I’ve had extra time to think recently.
And I don’t really know why,
but lately I’ve been missing you.
I regret that I said goodbye.
I wrote a poem about you once before,
and all the things I missed.
So here’s a poem about the things
that have always got me pissed.
Your smile was so perfect,
and your teeth were always white.
That’s one thing I could never hate,
but whatever that’s alright.
You took forever to get ready.
You would obsess about your hair.
And when we passed a mirror,
you wouldn’t hesitate to stare.
You were always very cocky,
and you were always first to mock.
But here’s a little newsflash for you.
You have a little cock.
You cared about such stupid things,
and it was kind of overbearing.
Like when we went out on a date,
and you would comment on what I was wearing.

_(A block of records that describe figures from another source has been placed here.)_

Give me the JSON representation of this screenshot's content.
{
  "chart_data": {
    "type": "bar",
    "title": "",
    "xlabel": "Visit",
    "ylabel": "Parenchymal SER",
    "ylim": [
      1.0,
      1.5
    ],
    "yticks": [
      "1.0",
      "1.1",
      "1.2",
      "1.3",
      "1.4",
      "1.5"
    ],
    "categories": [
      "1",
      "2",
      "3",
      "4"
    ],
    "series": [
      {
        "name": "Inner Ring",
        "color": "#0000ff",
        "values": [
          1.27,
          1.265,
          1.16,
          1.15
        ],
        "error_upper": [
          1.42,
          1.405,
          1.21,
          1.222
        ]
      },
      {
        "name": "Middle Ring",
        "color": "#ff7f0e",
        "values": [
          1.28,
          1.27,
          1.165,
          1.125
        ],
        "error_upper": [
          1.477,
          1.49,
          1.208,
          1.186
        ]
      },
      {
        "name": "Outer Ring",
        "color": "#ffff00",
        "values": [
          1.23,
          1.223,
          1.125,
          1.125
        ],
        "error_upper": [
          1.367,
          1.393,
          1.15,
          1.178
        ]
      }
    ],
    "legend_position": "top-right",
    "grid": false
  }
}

I hated when you ditched me
to go out to smoke and drink.
You always left me asking,
“Does he ever even think?”
Remember when you left me at the beach
and told me to find a ride?
Then you broke up with me through text that day,
and I sat up all night and cried.
I hated how you would fuck up a lot
because you were terrible at pleading.
Though your eyes seemed very sorry,
they were cold and quite misleading.
There was so much more you had to hate.
There was so much that I was sick of.
Like how you cheated with another boy,
then lied and said you were in love.
If you asked me to forgive you now,
I’d be strong enough to pass.
Back then I was dumb and blind in love,
but I was smart to dump your sorry ass.